The Hill reported yesterday, “The national debt will reach 62 percent of gross domestic product (GDP) by the end of this year, the nonpartisan Congressional Budget Office (CBO) said Wednesday. The budget office said the debt will reach its highest percentage of GDP since the end of World War II. The jump is driven by lower tax revenues and higher federal spending in the recent recession.”
And today, The Washington Post adds, “‘Growth in spending on health-care programs remains the central fiscal challenge,’ CBO Director Douglas W. Elmendorf said in a presentation to [President] Obama’s bipartisan deficit commission. ‘In CBO’s judgment, the health-care legislation enacted earlier this year made a dent in the problem, but did not substantially diminish that challenge.’”

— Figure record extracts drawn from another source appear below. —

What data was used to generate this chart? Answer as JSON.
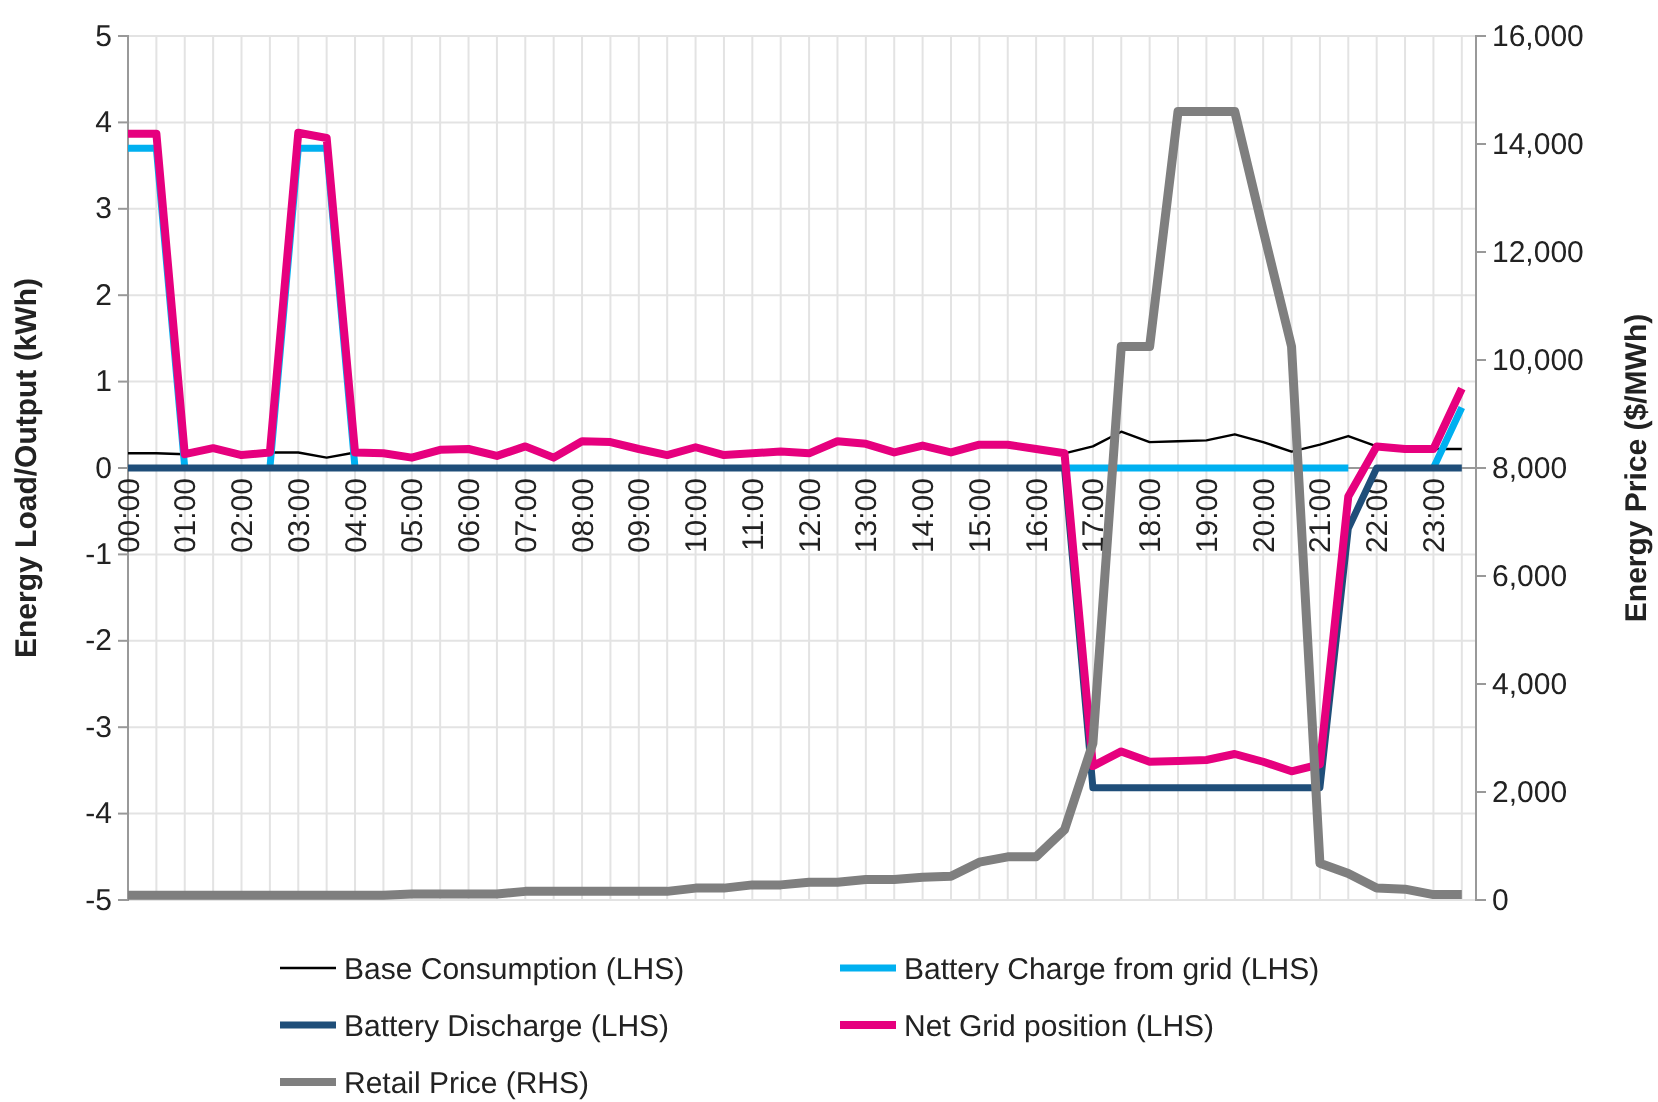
{
  "chart_data": {
    "type": "line",
    "categories": [
      "00:00",
      null,
      "01:00",
      null,
      "02:00",
      null,
      "03:00",
      null,
      "04:00",
      null,
      "05:00",
      null,
      "06:00",
      null,
      "07:00",
      null,
      "08:00",
      null,
      "09:00",
      null,
      "10:00",
      null,
      "11:00",
      null,
      "12:00",
      null,
      "13:00",
      null,
      "14:00",
      null,
      "15:00",
      null,
      "16:00",
      null,
      "17:00",
      null,
      "18:00",
      null,
      "19:00",
      null,
      "20:00",
      null,
      "21:00",
      null,
      "22:00",
      null,
      "23:00",
      null
    ],
    "series": [
      {
        "name": "Base Consumption (LHS)",
        "color": "#000000",
        "values": [
          0.17,
          0.17,
          0.16,
          null,
          null,
          0.18,
          0.18,
          0.12,
          0.18,
          null,
          null,
          null,
          null,
          null,
          null,
          null,
          null,
          null,
          null,
          null,
          null,
          null,
          null,
          null,
          null,
          null,
          null,
          null,
          null,
          null,
          null,
          null,
          null,
          0.17,
          0.25,
          0.42,
          0.3,
          0.31,
          0.32,
          0.39,
          0.3,
          0.19,
          0.27,
          0.37,
          0.25,
          0.22,
          0.22,
          0.22
        ]
      },
      {
        "name": "Battery Charge from grid (LHS)",
        "color": "#00b0f0",
        "values": [
          3.7,
          3.7,
          0,
          null,
          null,
          0,
          3.7,
          3.7,
          0,
          null,
          null,
          null,
          null,
          null,
          null,
          null,
          null,
          null,
          null,
          null,
          null,
          null,
          null,
          null,
          null,
          null,
          null,
          null,
          null,
          null,
          null,
          null,
          null,
          0,
          0,
          0,
          0,
          0,
          0,
          0,
          0,
          0,
          0,
          0,
          null,
          null,
          0,
          0.7
        ]
      },
      {
        "name": "Battery Discharge (LHS)",
        "color": "#1f4e79",
        "values": [
          0,
          0,
          0,
          0,
          0,
          0,
          0,
          0,
          0,
          0,
          0,
          0,
          0,
          0,
          0,
          0,
          0,
          0,
          0,
          0,
          0,
          0,
          0,
          0,
          0,
          0,
          0,
          0,
          0,
          0,
          0,
          0,
          0,
          0,
          -3.7,
          -3.7,
          -3.7,
          -3.7,
          -3.7,
          -3.7,
          -3.7,
          -3.7,
          -3.7,
          -0.7,
          0,
          0,
          0,
          0
        ]
      },
      {
        "name": "Net Grid position (LHS)",
        "color": "#e6007e",
        "values": [
          3.87,
          3.87,
          0.16,
          0.23,
          0.15,
          0.18,
          3.88,
          3.82,
          0.18,
          0.17,
          0.12,
          0.21,
          0.22,
          0.14,
          0.25,
          0.12,
          0.31,
          0.3,
          0.22,
          0.15,
          0.24,
          0.15,
          0.17,
          0.19,
          0.17,
          0.31,
          0.28,
          0.18,
          0.26,
          0.18,
          0.27,
          0.27,
          0.22,
          0.17,
          -3.45,
          -3.28,
          -3.4,
          -3.39,
          -3.38,
          -3.31,
          -3.4,
          -3.51,
          -3.43,
          -0.33,
          0.25,
          0.22,
          0.22,
          0.92
        ]
      },
      {
        "name": "Retail Price (RHS)",
        "color": "#7f7f7f",
        "axis": "y2",
        "values": [
          90,
          90,
          90,
          90,
          90,
          90,
          90,
          90,
          90,
          90,
          110,
          110,
          110,
          110,
          160,
          160,
          160,
          160,
          160,
          160,
          220,
          220,
          280,
          280,
          330,
          330,
          380,
          380,
          420,
          440,
          700,
          800,
          800,
          1300,
          2900,
          10250,
          10250,
          14600,
          14600,
          14600,
          12400,
          10250,
          680,
          490,
          220,
          200,
          100,
          100
        ]
      }
    ],
    "ylabel": "Energy Load/Output (kWh)",
    "y2label": "Energy Price ($/MWh)",
    "ylim": [
      -5,
      5
    ],
    "yticks": [
      -5,
      -4,
      -3,
      -2,
      -1,
      0,
      1,
      2,
      3,
      4,
      5
    ],
    "y2lim": [
      0,
      16000
    ],
    "y2ticks": [
      0,
      {
        "value": 2000,
        "label": "2,000"
      },
      {
        "value": 4000,
        "label": "4,000"
      },
      {
        "value": 6000,
        "label": "6,000"
      },
      {
        "value": 8000,
        "label": "8,000"
      },
      {
        "value": 10000,
        "label": "10,000"
      },
      {
        "value": 12000,
        "label": "12,000"
      },
      {
        "value": 14000,
        "label": "14,000"
      },
      {
        "value": 16000,
        "label": "16,000"
      }
    ],
    "grid": true,
    "legend": "bottom",
    "marker": "none",
    "line_style": "solid"
  }
}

The United States simply cannot continue on this unsustainable fiscal path. Even President Obama seems to have figured out that this is a serious problem. The Wall Street Journal notes, “Obama said Wednesday that the rising national debt is a ‘real and legitimate concern’ and that the U.S. must reorder its priorities to gain control over federal spending.” And according to the WSJ, “At a town hall meeting, he said that the combination of the economic stimulus measure and bailouts for banks and auto companies added up to ‘serious money’ and had contributed to a sense that federal spending is out of control.”
Of course there wasn’t much acknowledgement that it’s the policies of the Obama administration that have put the country in this situation. The stimulus bill alone cost $862 billion, and the cost exceeds $1 trillion, when interest payments are factored in. The unpopular health care bill, which will actually increase health care expenditures contrary to Obama’s claims, may cost as much as $2.6 trillion in the first 10 years. Meanwhile, the president’s budget would see the country’s debt double in 5 years and triple in 10.

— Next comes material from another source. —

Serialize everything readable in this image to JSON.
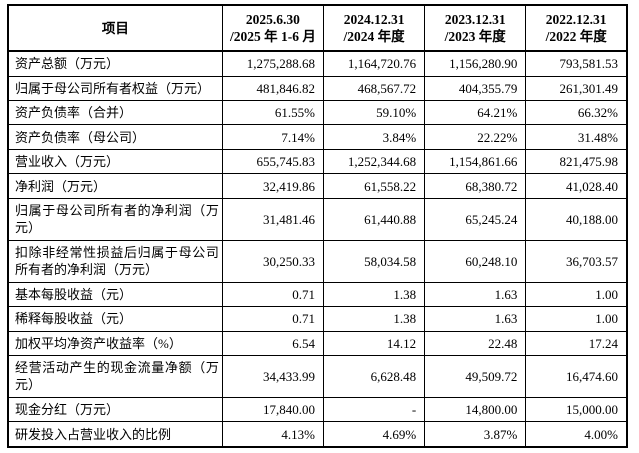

Some Democrats appear to be realizing that this path is unsustainable. The WSJ writes, “Democrats on a blue-ribbon deficit-reduction panel suggested spending cuts would likely have to outweigh tax increases if the nation is to seriously tackle its ballooning financial obligations.”
Unfortunately, Senate Democrats don’t appear to be among those interested in doing something about the record levels of spending and debt. For the fourth time, Senate Democrats offered a version of a bill to extend unemployment benefits and expired tax credits that would add tens of billions of dollars to the debt. The latest iteration featured $35 billion in deficit spending. But each time the Democrats offer a new version, they refuse to try the one thing that could get the bill the 60 votes needed to pass: paying for the bill.
As Senate Republican Leader Mitch McConnell said last night, “We’ve offered ways of paying for these programs, and we’ve been eager to approve them. But we can’t support job-killing taxes and adding tens of billions to the already unsustainable national debt. So the only reason the unemployment extension hasn’t passed is because Democrats simply refuse to pass a bill that doesn’t add to the debt. That’s it. That’s the only difference between what they’ve offered and what we’ve offered.” If President Obama and Democrats on his fiscal commission now claim to understand that the problem is spending money we don’t have, how is it that Senate Democrats still haven’t gotten the message? Americans are being crushed under a $13 trillion mountain of debt and Democrats in Congress still don’t get it.